U.S. debt standoff overshadows G7 meeting

STORY: A standoff in Washington over raising the U.S. debt ceiling overshadowed a meeting of Group of Seven finance chiefs on Thursday (May 11).

The ministers were gathering in the Japanese city of Niigata.

Global economic risks, including stubbornly high inflation, will likely be among their key topics.

Speaking at the meeting, U.S. Treasury Secretary Janet Yellen urged Congress to raise the $31.4 trillion federal debt limit:

"A default would threaten the gains that we've worked so hard to make over the past few years in our pandemic recovery, and it would spark a global downturn that would set us back much further. It would also risk undermining U.S. global economic leadership and raise questions about our ability to defend our national security interests."

The U.S. standoff is a headache for Japan, which is this year's G7 chair and the world's biggest holder of U.S. debt.

Past such fights have typically ended with a hastily arranged agreement in the final hours of negotiations, avoiding a default.

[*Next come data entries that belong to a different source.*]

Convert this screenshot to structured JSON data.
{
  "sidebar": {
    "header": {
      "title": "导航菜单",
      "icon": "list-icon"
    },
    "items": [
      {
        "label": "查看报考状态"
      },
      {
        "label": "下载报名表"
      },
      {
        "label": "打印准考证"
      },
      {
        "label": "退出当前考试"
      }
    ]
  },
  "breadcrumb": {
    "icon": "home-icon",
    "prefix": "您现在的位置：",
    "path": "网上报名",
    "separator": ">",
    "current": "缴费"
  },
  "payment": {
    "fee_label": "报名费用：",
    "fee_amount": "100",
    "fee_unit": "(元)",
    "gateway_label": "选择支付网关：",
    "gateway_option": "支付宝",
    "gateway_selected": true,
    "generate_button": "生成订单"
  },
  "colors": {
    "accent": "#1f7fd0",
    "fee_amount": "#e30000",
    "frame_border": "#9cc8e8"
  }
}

Japanese Finance Minister Shunichi Suzuki said the group wouldn't get into the details on U.S. debt:

"In the G7 this time around, it is unlikely that we will discuss in depth about specific topics."

Even as rapid rate hikes by the Federal Reserve weigh on the U.S. economy, recent data has also shown signs of weakness in China, the world's second-largest economy.

Figures out Thursday showed the country's consumer prices rose at the slowest pace in more than two years in April, while factory gate deflation deepened.

Other key themes to be discussed at the G7 gathering include ways to strengthen the global financial system following the U.S. banking turmoil, and steps to prevent Russia from circumventing sanctions over its invasion of Ukraine.